Table 2 summarizes the results related to the changes in BMI, body fat and weight in healthy participants of both sexes divided into the placebo and intervention groups after the 12 months of study. The results demonstrate the effectiveness of the probiotic B. subtilis DG101 in maintaining, and improving, parameters linked to the person's good physical condition (fitness). Among the participants who did not consume the probiotic, there was a significant increase in all variables, in some cases reaching values far from optimal or desirable values (for example, a BMI > 25 kg/m2 and a % of total body fat > 25% for men and women, respectively, in the placebo group), (Table 2). The participants (of both sexes) in the treated group showed maintenance and even improvement (healthy decrease) in body weight, fat content and BMI (Table 2) without manifestation of any adverse effect caused by consuming the probiotic (data not shown). There is a significant amount of scientific evidence that supports the existence of a physiological relationship between the intestinal microbiota and the person efficiency in maintaining weight and BMI within healthy ranges, preventing overweight or obesity [7-11]. This cause – effect association, places probiotics as a potential tool of interest for the prevention or treatment of overweight and obesity together with existing therapies (i.e., low-calorie diets, physical exercise, pharmacotherapy, surgery) [4,5,11,12]. There is an emerging scenario for the probiotic consumption that might represent a sustainable strategy to maintain over time an optimal body weight, fat content and BMI that might help to prevent the appearance of diseases such as type 2 diabetes mellitus (T2DM), non-alcoholic fatty liver (NAFL), dyslipidemia, cardiovascular and cerebral (stroke) accidents, all of which would result in a better life quality [10-12]. In a recent work, we demonstrated the effectiveness of the probiotic B. subtilis DG101 for the reduction of overweight and obesity in diabetic patients [16]. Now, the results presented here expand the property of B. subtilis DG101 to prevent overweight and obesity to healthy individuals [18].

Author Contributions

NC: conceptualization, methodology, data collection, and interpretation of the results.

FRA and CL: methodology, data collection and statistical analysis.

RG: conceptualization, methodology, interpretation and writing of the manuscript.

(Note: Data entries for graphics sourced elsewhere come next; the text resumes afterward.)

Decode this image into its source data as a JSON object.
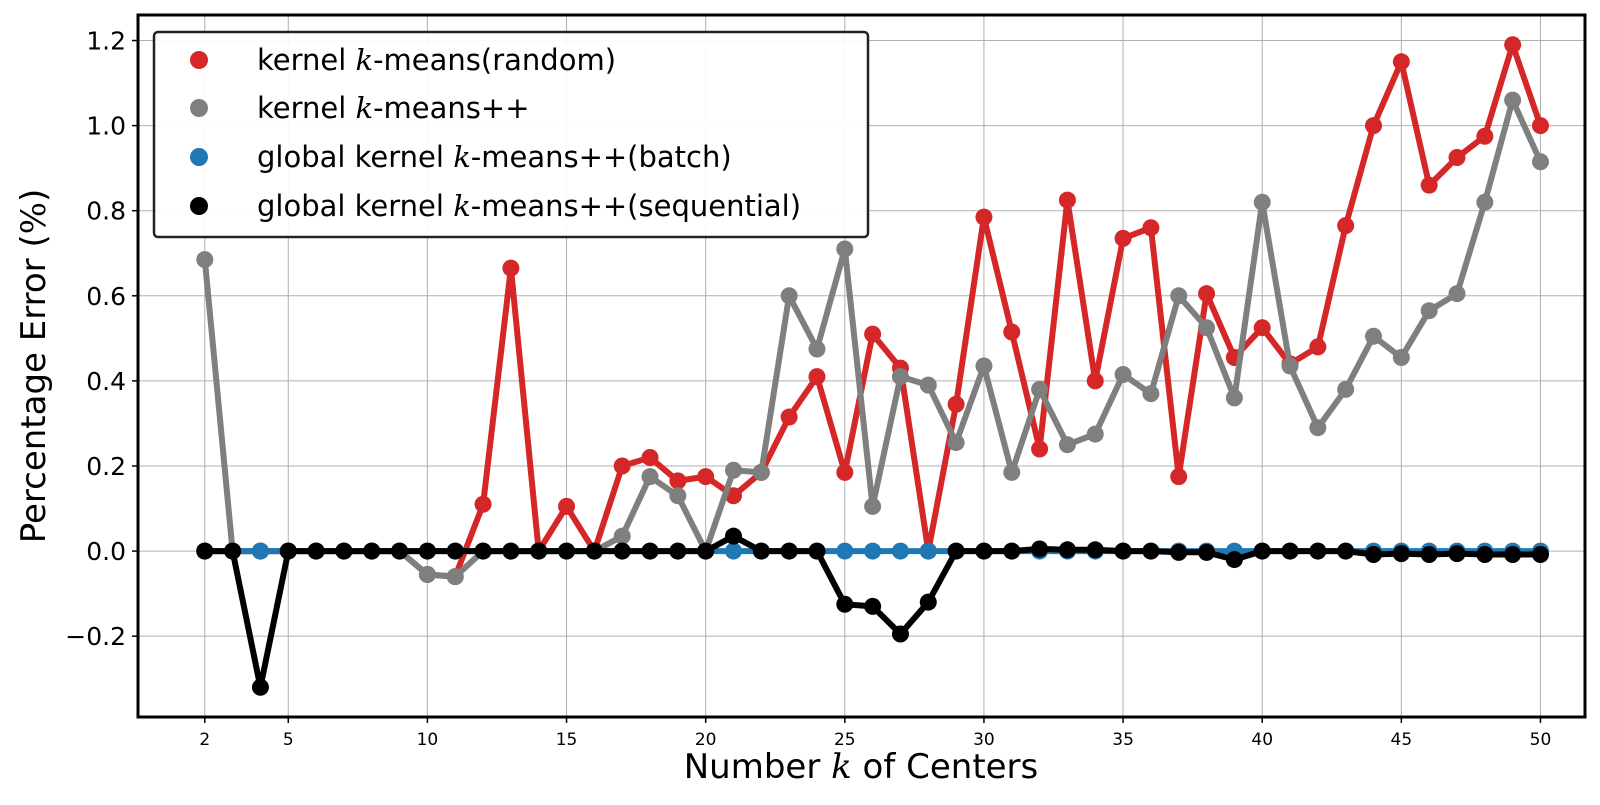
{
  "chart_data": {
    "type": "line",
    "title": "",
    "xlabel_parts": [
      "Number ",
      "k",
      " of Centers"
    ],
    "ylabel_parts": [
      "Percentage Error (",
      "%",
      ")"
    ],
    "xlim": [
      -0.4,
      51.6
    ],
    "ylim": [
      -0.39,
      1.26
    ],
    "x_ticks": [
      2,
      5,
      10,
      15,
      20,
      25,
      30,
      35,
      40,
      45,
      50
    ],
    "x_tick_labels": [
      "2",
      "5",
      "10",
      "15",
      "20",
      "25",
      "30",
      "35",
      "40",
      "45",
      "50"
    ],
    "y_ticks": [
      -0.2,
      0.0,
      0.2,
      0.4,
      0.6,
      0.8,
      1.0,
      1.2
    ],
    "y_tick_labels": [
      "−0.2",
      "0.0",
      "0.2",
      "0.4",
      "0.6",
      "0.8",
      "1.0",
      "1.2"
    ],
    "grid": true,
    "legend_position": "top-left",
    "series": [
      {
        "name": "kernel k-means(random)",
        "name_parts": [
          "kernel ",
          "k",
          "-means(random)"
        ],
        "color": "#d62728",
        "x": [
          2,
          3,
          4,
          5,
          6,
          7,
          8,
          9,
          10,
          11,
          12,
          13,
          14,
          15,
          16,
          17,
          18,
          19,
          20,
          21,
          22,
          23,
          24,
          25,
          26,
          27,
          28,
          29,
          30,
          31,
          32,
          33,
          34,
          35,
          36,
          37,
          38,
          39,
          40,
          41,
          42,
          43,
          44,
          45,
          46,
          47,
          48,
          49,
          50
        ],
        "values": [
          0.0,
          0.0,
          0.0,
          0.0,
          0.0,
          0.0,
          0.0,
          0.0,
          -0.055,
          -0.06,
          0.11,
          0.665,
          0.0,
          0.105,
          0.0,
          0.2,
          0.22,
          0.165,
          0.175,
          0.13,
          0.185,
          0.315,
          0.41,
          0.185,
          0.51,
          0.43,
          0.0,
          0.345,
          0.785,
          0.515,
          0.24,
          0.825,
          0.4,
          0.735,
          0.76,
          0.175,
          0.605,
          0.455,
          0.525,
          0.44,
          0.48,
          0.765,
          1.0,
          1.15,
          0.86,
          0.925,
          0.975,
          1.19,
          1.0
        ]
      },
      {
        "name": "kernel k-means++",
        "name_parts": [
          "kernel ",
          "k",
          "-means++"
        ],
        "color": "#7f7f7f",
        "x": [
          2,
          3,
          4,
          5,
          6,
          7,
          8,
          9,
          10,
          11,
          12,
          13,
          14,
          15,
          16,
          17,
          18,
          19,
          20,
          21,
          22,
          23,
          24,
          25,
          26,
          27,
          28,
          29,
          30,
          31,
          32,
          33,
          34,
          35,
          36,
          37,
          38,
          39,
          40,
          41,
          42,
          43,
          44,
          45,
          46,
          47,
          48,
          49,
          50
        ],
        "values": [
          0.685,
          0.0,
          0.0,
          0.0,
          0.0,
          0.0,
          0.0,
          0.0,
          -0.055,
          -0.06,
          0.0,
          0.0,
          0.0,
          0.0,
          0.0,
          0.035,
          0.175,
          0.13,
          0.0,
          0.19,
          0.185,
          0.6,
          0.475,
          0.71,
          0.105,
          0.41,
          0.39,
          0.255,
          0.435,
          0.185,
          0.38,
          0.25,
          0.275,
          0.415,
          0.37,
          0.6,
          0.525,
          0.36,
          0.82,
          0.435,
          0.29,
          0.38,
          0.505,
          0.455,
          0.565,
          0.605,
          0.82,
          1.06,
          0.915
        ]
      },
      {
        "name": "global kernel k-means++(batch)",
        "name_parts": [
          "global kernel ",
          "k",
          "-means++(batch)"
        ],
        "color": "#1f77b4",
        "x": [
          2,
          3,
          4,
          5,
          6,
          7,
          8,
          9,
          10,
          11,
          12,
          13,
          14,
          15,
          16,
          17,
          18,
          19,
          20,
          21,
          22,
          23,
          24,
          25,
          26,
          27,
          28,
          29,
          30,
          31,
          32,
          33,
          34,
          35,
          36,
          37,
          38,
          39,
          40,
          41,
          42,
          43,
          44,
          45,
          46,
          47,
          48,
          49,
          50
        ],
        "values": [
          0.0,
          0.0,
          0.0,
          0.0,
          0.0,
          0.0,
          0.0,
          0.0,
          0.0,
          0.0,
          0.0,
          0.0,
          0.0,
          0.0,
          0.0,
          0.0,
          0.0,
          0.0,
          0.0,
          0.0,
          0.0,
          0.0,
          0.0,
          0.0,
          0.0,
          0.0,
          0.0,
          0.0,
          0.0,
          0.0,
          0.0,
          0.0,
          0.0,
          0.0,
          0.0,
          0.0,
          0.0,
          0.0,
          0.0,
          0.0,
          0.0,
          0.0,
          0.0,
          0.0,
          0.0,
          0.0,
          0.0,
          0.0,
          0.0
        ]
      },
      {
        "name": "global kernel k-means++(sequential)",
        "name_parts": [
          "global kernel ",
          "k",
          "-means++(sequential)"
        ],
        "color": "#000000",
        "x": [
          2,
          3,
          4,
          5,
          6,
          7,
          8,
          9,
          10,
          11,
          12,
          13,
          14,
          15,
          16,
          17,
          18,
          19,
          20,
          21,
          22,
          23,
          24,
          25,
          26,
          27,
          28,
          29,
          30,
          31,
          32,
          33,
          34,
          35,
          36,
          37,
          38,
          39,
          40,
          41,
          42,
          43,
          44,
          45,
          46,
          47,
          48,
          49,
          50
        ],
        "values": [
          0.0,
          0.0,
          -0.32,
          0.0,
          0.0,
          0.0,
          0.0,
          0.0,
          0.0,
          0.0,
          0.0,
          0.0,
          0.0,
          0.0,
          0.0,
          0.0,
          0.0,
          0.0,
          0.0,
          0.035,
          0.0,
          0.0,
          0.0,
          -0.125,
          -0.13,
          -0.195,
          -0.12,
          0.0,
          0.0,
          0.0,
          0.005,
          0.003,
          0.003,
          0.0,
          0.0,
          -0.003,
          -0.003,
          -0.02,
          0.0,
          0.0,
          0.0,
          0.0,
          -0.008,
          -0.006,
          -0.008,
          -0.006,
          -0.008,
          -0.008,
          -0.008
        ]
      }
    ]
  }
}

All authors read and approved the final manuscript.

Acknowledgments

The authors would like to thank the staff (secretaries, technicians, biochemists, nutritionists, doctors) of Instituto de Nutrición Grupo Cardinali and Kyojin S.A. for their technical assistance.

Conflict Of Interest Statement

NC and RG declare that they have no conflict of interest regarding the publication of this article. FRA and CL are employees of Kyojin S.A.

Funding Information

This study was funded by Kyojin S.A.

Data Availability Statement

The data supporting the findings of this study are available from the corresponding author upon reasonable request.

Ethics Statement

This study was conducted in accordance with the ethical principles indicated in the Declaration of Helsinki, its subsequent amendments, and the ethical recommended guidelines of the National University of Rosario and the Hospital Provincial del Centenario, Rosario - Santa Fe, Argentina. Agencia Santafesina de Seguridad Alimentaria (ASSAL) approved probiotic Bacillus subtilis DG101 use for human beings (RNPA 21-1194829).

Consent

Written informed consent was obtained from each participant of the present study in accordance with the journal’s patient consent policy.